Future funding of FSEDI undecided
Published 10:26 am Saturday, May 29, 2010
* Last in a series
FRANKLIN—As Franklin Southampton Economic Development Inc. enters its sixth year, representatives of its four stakeholders say future funding commitments have not been decided, but all agree that the organization has fared well so far.
And that it should continue.
“FSEDI was established by a forward-thinking group of citizens put together from Franklin and Southampton County,” E. Warren Beale Jr., chairman of the FSEDI governing Board of Directors, said in a recent interview. “They recognized at that time that we had two big engines in this area—International Paper and agriculture.
“We knew that both of those were changing, but we didn’t want all of our marbles in one or two baskets. So we needed to do this.”
What was done, in April 2005, was a mutual agreement between Franklin and Southampton to merge their economic development efforts, creating FSEDI.
“It’s hard to find someone who doesn’t agree that we need to diversify, that we need new jobs and new economic growth,” Beale said. “But that’s also what everybody else is trying to do. We have a good person in (FSEDI President and CEO) John Smolak, and he has a good staff. We just have to continue pushing and working.”
For each of the past five years, both Southampton County and the City of Franklin have contributed $150,000 to FSEDI. For the fiscal year that begins July 1, both plan to reduce their contributions to $100,000 as they try to navigate through their own budget shortfalls.
“We did fund FSEDI this year,” Anita Felts, who represents the Jerusalem District on the Southampton County Board of Supervisors, said Friday. “And I feel that we will continue to. But next year could be another difficult year. We had to make cuts this year to things that we have fully funded in the past.
“We’ll just have to see what next year brings,” Felts said.
Although Franklin also reduced its FSEDI funding by $50,000, Mayor Jim Councill said the city would be foolish to stop funding the organization.
“If we don’t, then we can just fold our tent and put a ‘for sale’ sign on the City of Franklin,” Councill said Friday. “Why wouldn’t we fund them, especially now? We have more things going on right now than we have had in five years.
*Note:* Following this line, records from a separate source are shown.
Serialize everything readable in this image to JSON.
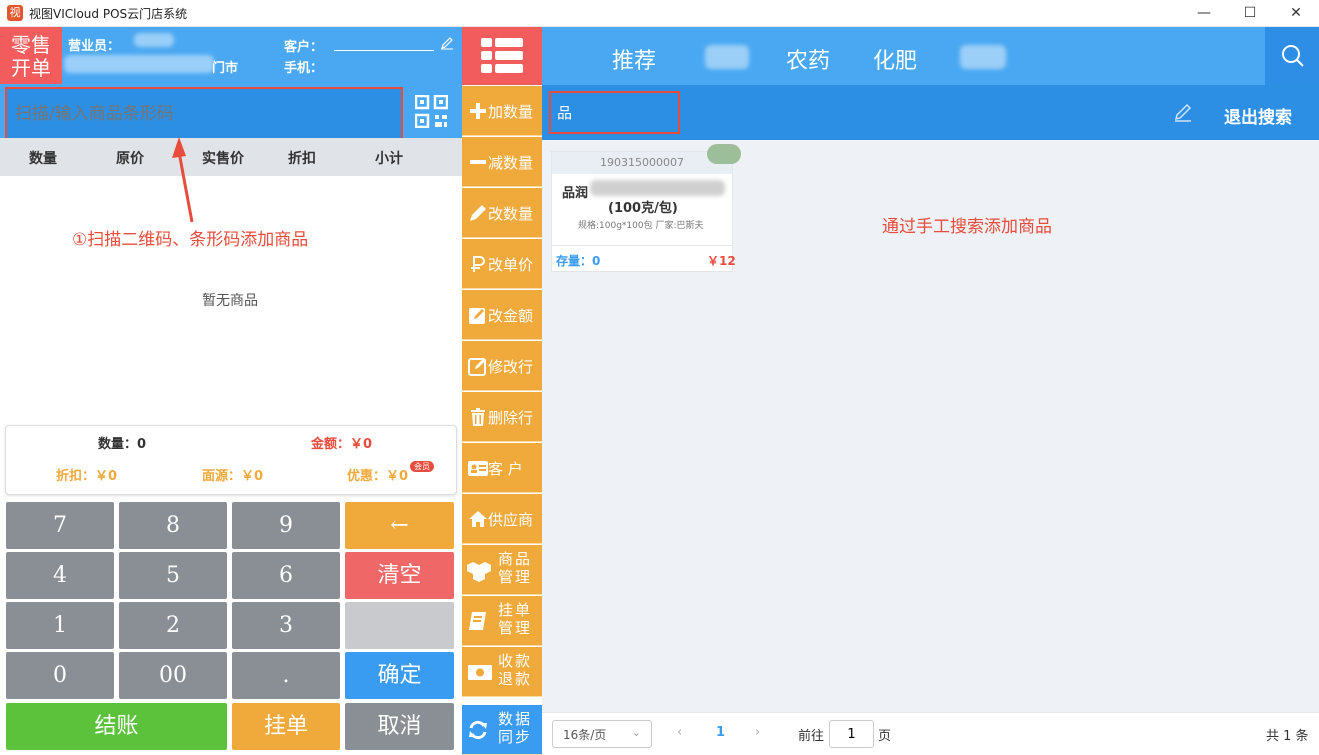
{
  "window": {
    "title": "视图VICloud POS云门店系统",
    "controls": {
      "minimize": "—",
      "maximize": "☐",
      "close": "✕"
    }
  },
  "left_header": {
    "mode_label_line1": "零售",
    "mode_label_line2": "开单",
    "salesperson_label": "营业员：",
    "store_suffix": "门市",
    "customer_label": "客户：",
    "phone_label": "手机："
  },
  "scan": {
    "placeholder": "扫描/输入商品条形码"
  },
  "cart_columns": [
    "数量",
    "原价",
    "实售价",
    "折扣",
    "小计"
  ],
  "annotations": {
    "scan_note": "①扫描二维码、条形码添加商品",
    "search_note": "通过手工搜索添加商品"
  },
  "cart_empty_text": "暂无商品",
  "summary": {
    "qty": "数量：0",
    "amount": "金额：￥0",
    "discount": "折扣：￥0",
    "face": "面源：￥0",
    "promo": "优惠：￥0",
    "member_badge": "会员"
  },
  "keypad": {
    "k7": "7",
    "k8": "8",
    "k9": "9",
    "back": "←",
    "k4": "4",
    "k5": "5",
    "k6": "6",
    "clear": "清空",
    "k1": "1",
    "k2": "2",
    "k3": "3",
    "k0": "0",
    "k00": "00",
    "dot": ".",
    "confirm": "确定",
    "checkout": "结账",
    "hold": "挂单",
    "cancel": "取消"
  },
  "side_menu": {
    "add_qty": "加数量",
    "sub_qty": "减数量",
    "edit_qty": "改数量",
    "edit_price": "改单价",
    "edit_amount": "改金额",
    "edit_row": "修改行",
    "delete_row": "删除行",
    "customer": "客 户",
    "supplier": "供应商",
    "goods_mgmt": "商品管理",
    "hold_mgmt": "挂单管理",
    "refund": "收款退款",
    "sync": "数据同步"
  },
  "category_tabs": [
    "推荐",
    "农药",
    "化肥"
  ],
  "search": {
    "value": "品",
    "exit_label": "退出搜索"
  },
  "product_card": {
    "code": "190315000007",
    "name_prefix": "品润",
    "name_suffix": "(100克/包)",
    "spec": "规格:100g*100包 厂家:巴斯夫",
    "stock": "存量：0",
    "price": "￥12"
  },
  "pager": {
    "page_size": "16条/页",
    "current_page": "1",
    "goto_label": "前往",
    "goto_value": "1",
    "page_unit": "页",
    "total": "共 1 条"
  },
  "colors": {
    "blue": "#4aa8f2",
    "dark_blue": "#2d8fe3",
    "orange": "#f0a93b",
    "red": "#f25c5c",
    "green": "#5cc23c"
  }
}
We’re in the process of doing things that it took five years to get to, plus possible repurposing of IP.
“It is more probably the most important to time have it. And I think over the next two to three years you’re going to see huge dividends paid on the investment that we’ve made.”
Other stakeholders have made an investment in FSEDI as well. The Camp Foundations and Franklin-Southampton Charities have given the organization $150,000 and $250,000 a year, respectively, for the past five years. But their continued financial support has not yet been decided.
“There has been no request before us, but if a request comes we will most certainly look at it just like we look do all of the requests that we get,” Elliott Cobb, who serves as chairman of the grants committee for Charities, said Friday. “If we think that it’s worthy of funding, as it relates to our other priorities, we will certainly give it every consideration.”
John Marks, chairman of the Camp Foundations board, said a request for continued funding of FSEDI has not been discussed.
“We had a five-year commitment, but we haven’t brought up future funding yet,” Marks said Friday. He added that the foundation’s grant committee would make a recommendation on funding when it meets in September. A vote by the foundation’s board would follow in November.
But both Marks and Cobb said FSEDI has done a good job so far.
“We’ve done the best we can to help them, and I think they’re doing the best they can to try to bring industry to our community,” Cobb said. “But it is a very difficult job. I honestly believe that under John Smolak’s leadership we’re going to see some results, and I think we’re going to see it real soon.”
Said Marks: “I think they’ve done a good job. They have a very difficult task. They’ve done a good job on trying to bring business in, but it’s been a tough environment.”